Obscurity isn't invisibility; the "occult" or occluded isn't truly the hidden. It's what you can just make out, but not fully. You can tell it's there but can't quite see what it is. The obscure as an aesthetic principle has interested me for a long time.


Detail of 'View of Amanohashidate' by Sesshū

My introduction to the obscure was a remark by Luciano Berio about his wonderful Sinfonia. I can't lay my hand on the quote now so I'm probably misremembering it but it was to the effect that he wanted the listener to be constantly not-quite-catching what the many voices in the piece were saying or singing, as if you can the tail end of one thing but then lose the thread of another, as if too many things are going on at once to be able to understand any one of them:



Spoken words you can't quite hear are a great material for music. Another is words you can't understand; the three pieces that make up John Zorn's New Traditions in East Asian Bar Bands use "the spoken languages of Chinese, Korean and Vietnamese as pure melody" (source) and I'm sure they hit very differently if you understand what's being said (I don't and I adore these pieces):



I guess the exact halfway point between Berio and Zorn is Ground Zero's exhilarating collage "Red Mao Book By Sony":



One of the things that I love about the alchemists and magicians of the early modern world is their use of obscurity: symbols and jargon that were recognisably occult but whose meanings were hard to make out. Reading Dee or Agrippa is like reading a science textbook at a level far above what you can understand, except it's mostly like that for everyone; there's no university course you can take that will make it all clear. Although there's plenty to learn about and understand, in the end it's not science, it's mystery.

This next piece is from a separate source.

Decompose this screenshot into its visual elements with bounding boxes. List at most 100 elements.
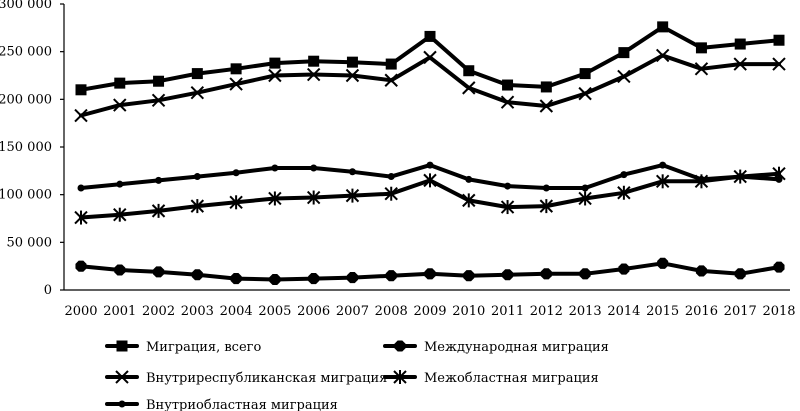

And while making music is about responding to our material conditions and communicating to an audience (real or imaginary) it's also about mystery. It shows itself of course, art always puts on a show, but it also hides the main thing behind its back. Otherwise it would just be a lecture or demonstration. This is perhaps why we hate talking about what we do -- it's not that we're inarticulate without our instruments; nor are we hiding the fact that "the emperor has no clothes", as people love to comment on videos of modernist music for some reason. It's that we can't give away what happens in the Sanctuary of Eleusis. Partly because we don't entirely understand it ourselves.

Would Cy Twombly's untitled painting be better if we know what the scratchy writing said? Is it even writing? Did Twombly even know? Doesn't the effect of the painting largely take place in the hollow space where the answers to those questions would go?